The only way to develop that kind of talent and depth is very slowly. The U.S. has a few players who would turn into international stars or at least very solid players in the likes of Christian Pulisic, John Brooks, DeAndre Yedlin and a few others, but hoping one of them turns into a fire-breathing soccer dragon is not going to improve the USA's standing in the soccerverse by very much.
Here's what Pulisic said in a 60 Minutes interview:
"I think it's what American fans, soccer fans do, especially. They're looking for the next star, the next player to be the face of U.S. soccer and all the stuff I hear every day."
America is obsessed with stars because one of the things Americans are very good at is taking a person who is very good at something arbitrary and making them out to be something more. That's why Christian Pulisic, who is a very good soccer player and may very well be on his way to stardom, is actually The Savior Of US Soccer. We, the American public, need a star to placate us, someone to pin all our hopes on, someone to hitch our wagon to.
And it's cool. Stars are cool and fun and it's important to have them in order to produce the type of soccer that people might actually want to watch, but, if we're talking about sheer effectiveness and national team quality, incremental improvement across all positions is worth more. Not to soccersplain too much here, but it is a team game.
The problem with this is we are a very impatient people, we Americans. We want some things and we want them now. We want to be good at soccer and we want it now. That, however, is nigh impossible. Creating an authentic soccer culture and having that bleed into the youth soccer systems that produce national team players is going to take a very long time.

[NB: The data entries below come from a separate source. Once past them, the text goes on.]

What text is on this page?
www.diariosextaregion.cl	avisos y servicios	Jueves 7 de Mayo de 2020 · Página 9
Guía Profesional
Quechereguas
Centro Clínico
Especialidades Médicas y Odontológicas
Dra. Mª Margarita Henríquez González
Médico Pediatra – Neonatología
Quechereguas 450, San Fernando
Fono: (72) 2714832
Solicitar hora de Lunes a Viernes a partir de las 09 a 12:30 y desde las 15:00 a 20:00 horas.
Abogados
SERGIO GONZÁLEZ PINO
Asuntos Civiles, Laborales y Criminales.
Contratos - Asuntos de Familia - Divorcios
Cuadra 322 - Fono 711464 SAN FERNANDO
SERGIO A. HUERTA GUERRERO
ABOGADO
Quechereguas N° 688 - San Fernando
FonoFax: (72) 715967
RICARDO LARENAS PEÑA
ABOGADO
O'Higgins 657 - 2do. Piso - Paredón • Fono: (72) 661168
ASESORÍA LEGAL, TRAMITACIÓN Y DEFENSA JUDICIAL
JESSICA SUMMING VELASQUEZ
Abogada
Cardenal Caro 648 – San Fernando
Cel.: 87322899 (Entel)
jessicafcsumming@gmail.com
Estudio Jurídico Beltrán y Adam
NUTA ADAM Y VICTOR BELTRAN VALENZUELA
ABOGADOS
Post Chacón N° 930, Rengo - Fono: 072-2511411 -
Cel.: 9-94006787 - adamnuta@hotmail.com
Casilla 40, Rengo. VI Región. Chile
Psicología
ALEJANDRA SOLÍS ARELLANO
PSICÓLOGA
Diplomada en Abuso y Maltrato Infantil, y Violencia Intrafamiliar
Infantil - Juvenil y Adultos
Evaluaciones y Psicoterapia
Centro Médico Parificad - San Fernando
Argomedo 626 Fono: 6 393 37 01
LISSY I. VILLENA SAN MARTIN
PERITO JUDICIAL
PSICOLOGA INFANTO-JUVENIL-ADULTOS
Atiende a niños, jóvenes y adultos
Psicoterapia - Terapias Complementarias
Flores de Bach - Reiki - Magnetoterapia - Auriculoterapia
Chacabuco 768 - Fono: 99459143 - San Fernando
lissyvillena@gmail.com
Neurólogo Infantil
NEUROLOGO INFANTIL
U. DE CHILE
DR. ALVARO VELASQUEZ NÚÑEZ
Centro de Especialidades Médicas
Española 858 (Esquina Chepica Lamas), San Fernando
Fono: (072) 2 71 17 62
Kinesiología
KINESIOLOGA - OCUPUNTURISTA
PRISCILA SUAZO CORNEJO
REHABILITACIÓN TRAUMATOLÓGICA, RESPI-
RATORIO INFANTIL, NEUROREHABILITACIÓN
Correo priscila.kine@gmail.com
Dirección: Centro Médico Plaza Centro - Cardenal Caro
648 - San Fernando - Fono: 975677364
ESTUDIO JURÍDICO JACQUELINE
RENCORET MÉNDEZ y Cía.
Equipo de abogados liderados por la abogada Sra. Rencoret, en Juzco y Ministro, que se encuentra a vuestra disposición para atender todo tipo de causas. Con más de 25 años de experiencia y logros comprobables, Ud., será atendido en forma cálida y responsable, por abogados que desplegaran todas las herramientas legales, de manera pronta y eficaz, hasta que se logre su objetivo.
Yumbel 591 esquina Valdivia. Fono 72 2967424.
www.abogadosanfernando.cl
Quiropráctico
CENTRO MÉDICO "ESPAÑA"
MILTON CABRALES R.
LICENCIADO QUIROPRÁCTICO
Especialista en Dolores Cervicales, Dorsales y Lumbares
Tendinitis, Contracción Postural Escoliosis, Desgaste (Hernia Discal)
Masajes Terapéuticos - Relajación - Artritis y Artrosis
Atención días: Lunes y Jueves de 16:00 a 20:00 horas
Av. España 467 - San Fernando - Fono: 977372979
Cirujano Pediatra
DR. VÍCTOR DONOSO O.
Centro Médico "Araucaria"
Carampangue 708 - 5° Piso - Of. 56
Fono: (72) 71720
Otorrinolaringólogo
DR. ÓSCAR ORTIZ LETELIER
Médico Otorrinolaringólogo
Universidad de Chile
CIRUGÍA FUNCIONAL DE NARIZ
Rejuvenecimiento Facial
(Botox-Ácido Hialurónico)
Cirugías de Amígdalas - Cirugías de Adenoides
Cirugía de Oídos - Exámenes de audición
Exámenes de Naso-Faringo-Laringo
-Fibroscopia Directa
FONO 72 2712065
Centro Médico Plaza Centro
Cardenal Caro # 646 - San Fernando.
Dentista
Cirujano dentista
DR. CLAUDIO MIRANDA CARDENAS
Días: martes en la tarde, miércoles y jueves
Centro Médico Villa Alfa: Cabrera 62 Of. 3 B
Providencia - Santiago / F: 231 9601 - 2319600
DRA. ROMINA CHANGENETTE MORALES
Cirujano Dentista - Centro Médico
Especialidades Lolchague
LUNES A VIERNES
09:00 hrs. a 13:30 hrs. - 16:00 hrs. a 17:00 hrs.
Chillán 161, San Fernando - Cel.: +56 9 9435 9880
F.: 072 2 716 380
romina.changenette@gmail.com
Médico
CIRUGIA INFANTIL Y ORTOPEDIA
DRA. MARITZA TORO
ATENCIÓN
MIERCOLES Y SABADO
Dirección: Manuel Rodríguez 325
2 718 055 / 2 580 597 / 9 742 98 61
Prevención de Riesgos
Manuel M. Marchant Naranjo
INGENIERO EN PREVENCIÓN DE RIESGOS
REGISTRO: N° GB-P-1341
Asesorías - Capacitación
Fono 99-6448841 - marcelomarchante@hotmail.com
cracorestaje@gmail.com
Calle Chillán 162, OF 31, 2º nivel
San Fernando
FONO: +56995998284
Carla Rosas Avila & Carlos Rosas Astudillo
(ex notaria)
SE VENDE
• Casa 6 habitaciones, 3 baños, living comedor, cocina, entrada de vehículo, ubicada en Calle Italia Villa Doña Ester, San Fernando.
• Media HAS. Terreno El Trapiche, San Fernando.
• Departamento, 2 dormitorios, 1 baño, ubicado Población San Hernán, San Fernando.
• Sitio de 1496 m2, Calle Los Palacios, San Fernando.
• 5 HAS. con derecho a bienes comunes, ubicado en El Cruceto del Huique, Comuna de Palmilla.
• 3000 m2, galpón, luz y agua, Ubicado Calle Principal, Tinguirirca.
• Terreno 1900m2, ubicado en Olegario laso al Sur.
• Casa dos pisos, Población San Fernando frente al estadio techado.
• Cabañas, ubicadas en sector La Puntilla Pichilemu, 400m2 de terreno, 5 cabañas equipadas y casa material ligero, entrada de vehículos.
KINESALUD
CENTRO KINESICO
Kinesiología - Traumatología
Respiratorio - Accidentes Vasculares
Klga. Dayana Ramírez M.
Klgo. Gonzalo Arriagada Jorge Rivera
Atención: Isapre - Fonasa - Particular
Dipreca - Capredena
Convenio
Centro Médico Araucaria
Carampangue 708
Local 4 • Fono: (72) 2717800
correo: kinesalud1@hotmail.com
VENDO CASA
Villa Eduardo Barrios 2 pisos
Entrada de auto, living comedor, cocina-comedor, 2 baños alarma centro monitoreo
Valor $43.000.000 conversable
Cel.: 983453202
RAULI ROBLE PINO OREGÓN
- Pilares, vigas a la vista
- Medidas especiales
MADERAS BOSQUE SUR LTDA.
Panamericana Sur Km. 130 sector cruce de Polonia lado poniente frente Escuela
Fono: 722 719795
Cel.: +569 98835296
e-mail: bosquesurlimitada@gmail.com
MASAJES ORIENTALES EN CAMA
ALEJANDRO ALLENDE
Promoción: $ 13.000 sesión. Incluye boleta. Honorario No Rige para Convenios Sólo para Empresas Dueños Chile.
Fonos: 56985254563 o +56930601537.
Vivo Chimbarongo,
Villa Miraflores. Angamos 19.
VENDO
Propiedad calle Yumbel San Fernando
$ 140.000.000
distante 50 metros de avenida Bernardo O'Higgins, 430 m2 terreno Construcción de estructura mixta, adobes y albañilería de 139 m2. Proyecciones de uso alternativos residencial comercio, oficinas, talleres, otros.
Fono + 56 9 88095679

The good news is that's already happening, and at a faster rate than one might expect! But it isn't going to happen soon. Not even the next Messi can make time move faster. Only being late for a very important meeting can do that.
It would be great if America won the next Messi lottery, but we can't bank on that. If we just accept that American soccer culture is going to grow into its own slowly and methodically, we will save ourselves a lot of stress. And be better at soccer, eventually.